The nation’s bidding process has resulted in some of the cheapest rates for solar and wind power in the world, forcing some coal-fired developers to rethink the competitiveness of their projects and spurring optimism that Prime Minister Narendra Modi can boost the nation’s use of clean energy.
The ministry will await the report, expected to be submitted next month, before deciding if a change is needed, Kumar said. Officials at Indian Institute of Management, Lucknow weren’t immediately available for comment.
Record Low Rates
Prices quoted for supplying wind and solar energy in reverse auction during 2017 were as much as 45 percent lower than the previous year, according to Bloomberg New Energy Finance. SBG Cleantech Ltd. -- a joint venture between Japan’s SoftBank Group Corp., India’s Bharti Enterprises Pvt. and Taiwan’s Foxconn Technology Co. -- and French utility Engie SA-backed Betam Wind Energy Pvt. were among firms last year that quoted record low prices for solar and wind projects, respectively.

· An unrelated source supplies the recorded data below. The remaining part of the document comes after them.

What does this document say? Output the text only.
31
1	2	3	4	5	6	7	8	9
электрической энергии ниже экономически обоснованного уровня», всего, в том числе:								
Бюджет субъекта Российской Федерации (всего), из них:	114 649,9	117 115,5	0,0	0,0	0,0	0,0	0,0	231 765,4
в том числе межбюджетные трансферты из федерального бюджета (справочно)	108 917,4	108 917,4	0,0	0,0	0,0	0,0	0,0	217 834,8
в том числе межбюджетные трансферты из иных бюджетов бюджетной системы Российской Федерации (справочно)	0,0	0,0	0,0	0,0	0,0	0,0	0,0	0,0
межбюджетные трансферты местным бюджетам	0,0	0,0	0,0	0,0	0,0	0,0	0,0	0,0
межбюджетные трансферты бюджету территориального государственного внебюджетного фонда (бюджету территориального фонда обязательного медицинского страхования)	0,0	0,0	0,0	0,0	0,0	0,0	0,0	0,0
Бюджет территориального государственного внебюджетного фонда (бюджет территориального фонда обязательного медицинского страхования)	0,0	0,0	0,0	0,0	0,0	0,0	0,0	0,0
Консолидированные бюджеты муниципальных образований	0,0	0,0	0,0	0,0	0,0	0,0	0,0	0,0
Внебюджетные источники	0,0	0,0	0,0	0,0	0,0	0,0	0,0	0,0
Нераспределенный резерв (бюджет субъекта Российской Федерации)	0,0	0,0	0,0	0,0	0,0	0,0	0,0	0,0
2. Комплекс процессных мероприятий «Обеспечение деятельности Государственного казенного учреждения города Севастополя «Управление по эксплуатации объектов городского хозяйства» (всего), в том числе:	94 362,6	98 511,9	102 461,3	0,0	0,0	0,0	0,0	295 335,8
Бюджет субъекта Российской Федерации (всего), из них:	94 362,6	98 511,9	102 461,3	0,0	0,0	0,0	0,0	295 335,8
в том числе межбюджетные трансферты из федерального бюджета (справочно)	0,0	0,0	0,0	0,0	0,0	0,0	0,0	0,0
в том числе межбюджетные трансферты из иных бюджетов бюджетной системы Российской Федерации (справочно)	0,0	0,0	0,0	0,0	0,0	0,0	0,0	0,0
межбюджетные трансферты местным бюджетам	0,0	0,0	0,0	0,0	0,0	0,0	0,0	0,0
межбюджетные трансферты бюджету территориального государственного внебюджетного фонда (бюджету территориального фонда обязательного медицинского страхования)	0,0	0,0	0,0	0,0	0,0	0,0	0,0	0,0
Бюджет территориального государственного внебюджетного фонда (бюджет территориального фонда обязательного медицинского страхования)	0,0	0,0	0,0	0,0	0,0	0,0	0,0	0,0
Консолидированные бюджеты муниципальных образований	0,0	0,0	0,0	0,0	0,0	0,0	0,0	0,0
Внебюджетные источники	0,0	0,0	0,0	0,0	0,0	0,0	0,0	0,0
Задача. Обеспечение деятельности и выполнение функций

None of the projects awarded at record-low rates have been commissioned yet.
The Indian Wind Turbine Manufacturer’s Association has sought either a return to fixed tariffs or a single-bid system. Aggressive bids push investors to seek lower prices from turbine manufacturers who in turn ask component makers to reduce their prices, according to Tulsi Tanti, the chairman of the industry group and turbine maker Suzlon Energy Ltd.
“If this continues, the 4,000 vendors and 2 million associated jobs will disappear,” he said.